Клим Самгин остановил его, подняв руку как для пощечины, и спросил:
– Так, может быть, лучше, чтоб она скорей разразилась?
– Клим Иванович, – вполголоса воскликнул Митрофанов, и лицо его неестественно вздулось, покраснело, даже уши как будто пошевелились. – Понимаю я вас, ей-богу – понимаю!
– Ведь нельзя жить в постоянной тревоге, что завтра все полетит к чорту и вы окажетесь в мятеже страстей, чуждых вам.
– Обязательно окажемся, – сказал Митрофанов с тихим испугом.
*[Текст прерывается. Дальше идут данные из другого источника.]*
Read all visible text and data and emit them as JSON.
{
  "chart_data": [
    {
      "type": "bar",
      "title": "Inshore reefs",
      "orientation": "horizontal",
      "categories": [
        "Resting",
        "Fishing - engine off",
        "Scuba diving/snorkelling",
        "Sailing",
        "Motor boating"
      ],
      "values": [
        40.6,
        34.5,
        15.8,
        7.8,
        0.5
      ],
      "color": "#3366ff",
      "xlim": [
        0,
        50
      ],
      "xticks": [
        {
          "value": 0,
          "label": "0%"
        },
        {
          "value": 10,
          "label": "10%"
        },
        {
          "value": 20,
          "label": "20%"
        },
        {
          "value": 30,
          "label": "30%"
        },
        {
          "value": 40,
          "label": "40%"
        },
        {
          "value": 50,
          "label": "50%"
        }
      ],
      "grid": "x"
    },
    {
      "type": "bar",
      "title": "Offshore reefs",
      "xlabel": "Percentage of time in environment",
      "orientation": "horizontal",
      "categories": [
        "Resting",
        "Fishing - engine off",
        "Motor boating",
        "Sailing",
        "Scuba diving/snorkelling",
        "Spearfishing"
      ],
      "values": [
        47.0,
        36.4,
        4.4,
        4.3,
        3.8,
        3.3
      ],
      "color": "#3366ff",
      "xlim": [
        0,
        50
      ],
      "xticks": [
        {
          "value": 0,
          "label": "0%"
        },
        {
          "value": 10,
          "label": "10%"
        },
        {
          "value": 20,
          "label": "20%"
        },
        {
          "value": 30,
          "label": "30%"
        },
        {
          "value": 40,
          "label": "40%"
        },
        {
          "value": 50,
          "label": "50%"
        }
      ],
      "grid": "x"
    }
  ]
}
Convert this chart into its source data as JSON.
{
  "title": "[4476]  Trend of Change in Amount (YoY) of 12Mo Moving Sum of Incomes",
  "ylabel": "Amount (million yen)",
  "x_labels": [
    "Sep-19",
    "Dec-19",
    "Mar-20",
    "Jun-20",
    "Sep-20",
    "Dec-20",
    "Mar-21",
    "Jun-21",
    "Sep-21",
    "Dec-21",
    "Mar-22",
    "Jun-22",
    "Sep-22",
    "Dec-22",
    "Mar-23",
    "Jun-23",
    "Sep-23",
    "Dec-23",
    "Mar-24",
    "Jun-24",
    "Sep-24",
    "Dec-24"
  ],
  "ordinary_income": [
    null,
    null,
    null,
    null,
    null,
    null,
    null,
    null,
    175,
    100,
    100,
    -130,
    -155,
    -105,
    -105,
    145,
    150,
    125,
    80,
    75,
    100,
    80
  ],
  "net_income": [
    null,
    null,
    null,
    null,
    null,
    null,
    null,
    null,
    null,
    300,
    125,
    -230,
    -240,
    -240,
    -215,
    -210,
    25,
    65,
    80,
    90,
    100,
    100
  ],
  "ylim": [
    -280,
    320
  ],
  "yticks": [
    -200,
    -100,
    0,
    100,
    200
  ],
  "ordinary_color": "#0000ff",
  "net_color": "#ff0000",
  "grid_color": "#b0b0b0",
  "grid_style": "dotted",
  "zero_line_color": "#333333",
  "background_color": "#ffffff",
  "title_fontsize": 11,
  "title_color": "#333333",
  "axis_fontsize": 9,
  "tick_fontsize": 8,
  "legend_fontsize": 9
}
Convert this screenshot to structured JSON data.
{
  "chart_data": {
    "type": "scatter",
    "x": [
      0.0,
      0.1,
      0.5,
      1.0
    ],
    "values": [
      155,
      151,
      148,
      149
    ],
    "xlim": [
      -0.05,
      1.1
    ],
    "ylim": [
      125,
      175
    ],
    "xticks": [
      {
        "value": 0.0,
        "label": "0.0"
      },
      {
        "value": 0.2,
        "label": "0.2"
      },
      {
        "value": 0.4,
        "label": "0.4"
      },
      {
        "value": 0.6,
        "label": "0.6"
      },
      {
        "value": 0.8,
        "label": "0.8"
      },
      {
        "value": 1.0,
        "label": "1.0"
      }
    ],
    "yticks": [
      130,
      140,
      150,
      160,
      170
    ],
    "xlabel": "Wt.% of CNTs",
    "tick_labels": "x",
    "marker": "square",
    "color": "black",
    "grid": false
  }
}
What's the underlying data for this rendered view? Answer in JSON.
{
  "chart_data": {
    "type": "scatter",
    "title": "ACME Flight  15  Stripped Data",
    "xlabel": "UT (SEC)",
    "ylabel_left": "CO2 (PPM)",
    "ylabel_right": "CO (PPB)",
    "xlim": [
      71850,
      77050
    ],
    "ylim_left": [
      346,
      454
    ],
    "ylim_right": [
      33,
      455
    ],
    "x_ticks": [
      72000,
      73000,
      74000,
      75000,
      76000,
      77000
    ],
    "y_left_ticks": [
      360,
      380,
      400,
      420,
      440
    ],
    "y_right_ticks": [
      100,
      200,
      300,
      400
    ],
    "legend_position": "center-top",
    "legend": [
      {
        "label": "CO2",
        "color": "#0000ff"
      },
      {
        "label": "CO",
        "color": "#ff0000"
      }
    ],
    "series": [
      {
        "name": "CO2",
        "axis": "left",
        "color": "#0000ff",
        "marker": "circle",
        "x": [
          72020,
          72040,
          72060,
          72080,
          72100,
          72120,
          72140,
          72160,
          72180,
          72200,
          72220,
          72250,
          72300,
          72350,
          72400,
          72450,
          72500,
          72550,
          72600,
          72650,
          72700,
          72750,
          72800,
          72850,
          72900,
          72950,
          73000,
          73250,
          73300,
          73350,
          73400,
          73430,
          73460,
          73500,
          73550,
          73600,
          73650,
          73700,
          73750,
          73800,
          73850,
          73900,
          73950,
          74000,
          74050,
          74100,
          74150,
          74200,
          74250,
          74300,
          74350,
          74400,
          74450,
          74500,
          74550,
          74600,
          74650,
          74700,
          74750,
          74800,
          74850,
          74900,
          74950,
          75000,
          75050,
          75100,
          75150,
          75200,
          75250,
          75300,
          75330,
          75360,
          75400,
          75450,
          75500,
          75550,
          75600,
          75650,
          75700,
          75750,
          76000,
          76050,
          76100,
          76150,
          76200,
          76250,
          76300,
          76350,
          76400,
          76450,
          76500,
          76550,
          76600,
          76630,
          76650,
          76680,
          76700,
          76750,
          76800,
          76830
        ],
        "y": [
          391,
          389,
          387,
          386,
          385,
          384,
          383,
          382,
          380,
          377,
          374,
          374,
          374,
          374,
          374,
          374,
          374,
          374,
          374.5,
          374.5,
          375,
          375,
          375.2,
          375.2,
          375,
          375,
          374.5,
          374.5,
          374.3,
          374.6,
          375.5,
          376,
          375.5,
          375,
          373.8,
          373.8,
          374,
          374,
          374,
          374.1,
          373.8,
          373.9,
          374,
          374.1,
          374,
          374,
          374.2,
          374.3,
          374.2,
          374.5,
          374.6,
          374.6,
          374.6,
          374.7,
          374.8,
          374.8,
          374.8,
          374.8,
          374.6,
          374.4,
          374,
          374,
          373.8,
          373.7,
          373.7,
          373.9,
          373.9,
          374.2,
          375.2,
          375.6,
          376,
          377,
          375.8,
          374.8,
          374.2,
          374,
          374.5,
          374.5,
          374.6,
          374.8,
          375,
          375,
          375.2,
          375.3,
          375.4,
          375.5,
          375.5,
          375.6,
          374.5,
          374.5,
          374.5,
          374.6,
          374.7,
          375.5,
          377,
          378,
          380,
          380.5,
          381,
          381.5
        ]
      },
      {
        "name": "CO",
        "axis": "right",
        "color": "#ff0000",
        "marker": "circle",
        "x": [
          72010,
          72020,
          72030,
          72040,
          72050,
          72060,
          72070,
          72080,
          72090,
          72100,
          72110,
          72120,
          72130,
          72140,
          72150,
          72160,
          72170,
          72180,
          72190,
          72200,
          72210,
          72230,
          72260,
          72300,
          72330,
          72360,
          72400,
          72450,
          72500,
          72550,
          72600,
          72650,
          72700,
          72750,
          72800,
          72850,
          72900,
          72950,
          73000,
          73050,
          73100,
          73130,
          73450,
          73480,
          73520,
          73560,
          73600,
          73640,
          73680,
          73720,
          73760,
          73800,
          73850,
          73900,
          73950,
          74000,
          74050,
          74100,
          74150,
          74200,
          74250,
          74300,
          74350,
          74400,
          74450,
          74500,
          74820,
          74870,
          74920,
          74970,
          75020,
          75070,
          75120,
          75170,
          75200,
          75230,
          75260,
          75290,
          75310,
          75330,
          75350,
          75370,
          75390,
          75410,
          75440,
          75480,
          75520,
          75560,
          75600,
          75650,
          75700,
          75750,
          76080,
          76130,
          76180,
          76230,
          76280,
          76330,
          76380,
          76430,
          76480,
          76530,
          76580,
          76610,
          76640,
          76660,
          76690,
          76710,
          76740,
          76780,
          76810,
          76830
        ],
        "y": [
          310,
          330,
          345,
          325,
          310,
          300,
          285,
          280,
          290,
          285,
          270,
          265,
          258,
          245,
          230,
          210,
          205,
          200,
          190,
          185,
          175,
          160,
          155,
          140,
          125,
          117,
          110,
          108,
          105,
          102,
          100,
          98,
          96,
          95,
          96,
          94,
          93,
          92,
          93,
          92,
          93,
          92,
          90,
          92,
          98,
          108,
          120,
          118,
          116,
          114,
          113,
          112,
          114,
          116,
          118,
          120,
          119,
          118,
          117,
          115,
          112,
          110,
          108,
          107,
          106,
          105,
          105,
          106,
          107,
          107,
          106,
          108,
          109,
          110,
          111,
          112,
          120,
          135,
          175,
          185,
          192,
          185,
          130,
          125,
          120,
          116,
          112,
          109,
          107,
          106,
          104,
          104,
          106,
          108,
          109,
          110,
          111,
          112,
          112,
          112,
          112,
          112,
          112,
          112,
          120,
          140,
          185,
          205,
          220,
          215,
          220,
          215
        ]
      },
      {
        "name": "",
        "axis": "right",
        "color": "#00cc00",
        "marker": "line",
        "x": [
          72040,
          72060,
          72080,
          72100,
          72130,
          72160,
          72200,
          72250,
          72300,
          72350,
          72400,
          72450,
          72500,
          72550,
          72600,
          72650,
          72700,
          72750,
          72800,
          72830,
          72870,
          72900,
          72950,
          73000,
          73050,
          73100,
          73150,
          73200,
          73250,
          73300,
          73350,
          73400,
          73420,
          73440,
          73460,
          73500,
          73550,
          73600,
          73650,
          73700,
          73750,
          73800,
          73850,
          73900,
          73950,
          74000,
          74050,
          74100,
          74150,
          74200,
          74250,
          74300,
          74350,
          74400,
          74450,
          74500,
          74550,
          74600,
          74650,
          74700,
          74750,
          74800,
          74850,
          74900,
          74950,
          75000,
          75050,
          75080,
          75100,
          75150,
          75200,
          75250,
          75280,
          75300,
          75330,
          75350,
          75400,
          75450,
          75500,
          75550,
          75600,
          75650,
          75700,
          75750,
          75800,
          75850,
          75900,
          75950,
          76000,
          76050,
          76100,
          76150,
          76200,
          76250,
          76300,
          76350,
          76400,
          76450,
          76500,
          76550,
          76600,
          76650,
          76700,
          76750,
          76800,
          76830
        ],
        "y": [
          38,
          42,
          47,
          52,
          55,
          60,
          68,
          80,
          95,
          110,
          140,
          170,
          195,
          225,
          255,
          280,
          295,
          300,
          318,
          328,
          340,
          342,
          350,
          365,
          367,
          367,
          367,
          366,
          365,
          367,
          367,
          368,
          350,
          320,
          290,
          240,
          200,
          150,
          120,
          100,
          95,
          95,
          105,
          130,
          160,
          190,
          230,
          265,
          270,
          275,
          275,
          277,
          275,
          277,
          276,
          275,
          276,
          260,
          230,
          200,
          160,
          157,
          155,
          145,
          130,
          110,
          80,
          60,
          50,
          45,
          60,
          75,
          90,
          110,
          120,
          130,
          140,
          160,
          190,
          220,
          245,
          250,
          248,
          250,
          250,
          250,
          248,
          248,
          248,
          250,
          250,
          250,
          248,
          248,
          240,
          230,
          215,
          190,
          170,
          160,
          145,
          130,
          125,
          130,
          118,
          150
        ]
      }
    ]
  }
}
Самгин тоже опрокинулся на стол, до боли крепко опираясь грудью о край его. Первый раз за всю жизнь он говорил совершенно искренно с человеком и с самим собою. Каким-то кусочком мозга он понимал, что отказывается от какой-то части себя, но это облегчало, подавляя темное, пугавшее его чувство. Он говорил чужими, книжными словами, и самолюбие его не смущалось этим:
– Самодержавие – бессильно управлять народом.
Нужно, чтоб власть взяли сильные люди, крепкие руки и очистили Россию от едкой человеческой пыли, которая мешает жить, дышать.
Он слышал, что Митрофанов, утвердительно качая головою, шепчет:
– Верно, – для хорошего порядка можно и революцию допустить.
Пред Самгиным над столом возвышалась точно отрезанная и уложенная на ладони голова, знакомое, но измененное лицо, нахмуренное, с крепко сжатыми губами; в темных глазах – напряжение человека, который читает напечатанное слишком неясно или мелко.
– Правительство не может сладить ни с рабочим, ни со студенческим движением, – шептал Самгин.
– Эх, господи, – вздохнул Митрофанов, распустив тугое лицо, отчего оно стало» нелепо широким и плачевным, а синие щеки побурели. – Я понимаю, Клим Иванович, вы меня, так сказать, привлекаете! – Он трижды, мелкими крестиками, перекрестил грудь и сказал: – Я – готов, всею душой!
Самгин замолчал, несколько охлажденный этим изъявлением, даже на секунду уловил в этом нечто юмористическое, а Митрофанов, крякнув, продолжал очень тихо:
– Только, наверное, отвергнете, оттолкнете вы меня, потому что я – человек сомнительный, слабого характера и с фантазией, а при слабом характере фантазия – отрава и яд, как вы знаете. Нет, погодите, – попросил он, хотя Самгин ни словом, ни жестом не мешал ему говорить. – Я давно хотел сказать вам, – все не решался, а вот на-днях был в театре, на модной этой пиесе, где показаны заслуженно несчастные люди и бормочут чорт знает что, а между ними утешительный старичок врет направо, налево...
Он передохнул, сморщил лицо неудавшейся усмешкой и развел руки:
– Тут меня вдруг осенило и даже в жар бросило: вредный старичишка этот похож на меня поведением своим, похож!
– Я не совсем понимаю, – сказал Самгин, нахмурясь.
– Похож – выдумывает, стерва! Клим Иванович, я вас уважаю и...
Споткнувшись о какое-то слово, он покачал головою:
– Видите ли... Рассказывал я вам о себе разное, там, ну – винюсь: все это я выдумал для приличия. Жен выдумал и вообще всю жизнь...
– Позвольте – зачем же? – неприязненно и удивленно спросил Самгин.
– Для благоприличия...
Иван Петрович трясущейся рукою налил водки, но не выпил ее, а, отодвинув рюмку, засмеялся горловым, икающим смехом; на висках и под глазами его выступил пот, он быстро и крепко стер его платком, сжатым в комок.
– И вовсе я не Митрофанов, не Иван, а – Петр Яковлев Котельников, нижегородский купеческий сын, весьма известная фамилия была...
Он снова стер пот с лица, взмахнул платком и заерзал на стуле, как бы готовясь вскочить и убежать.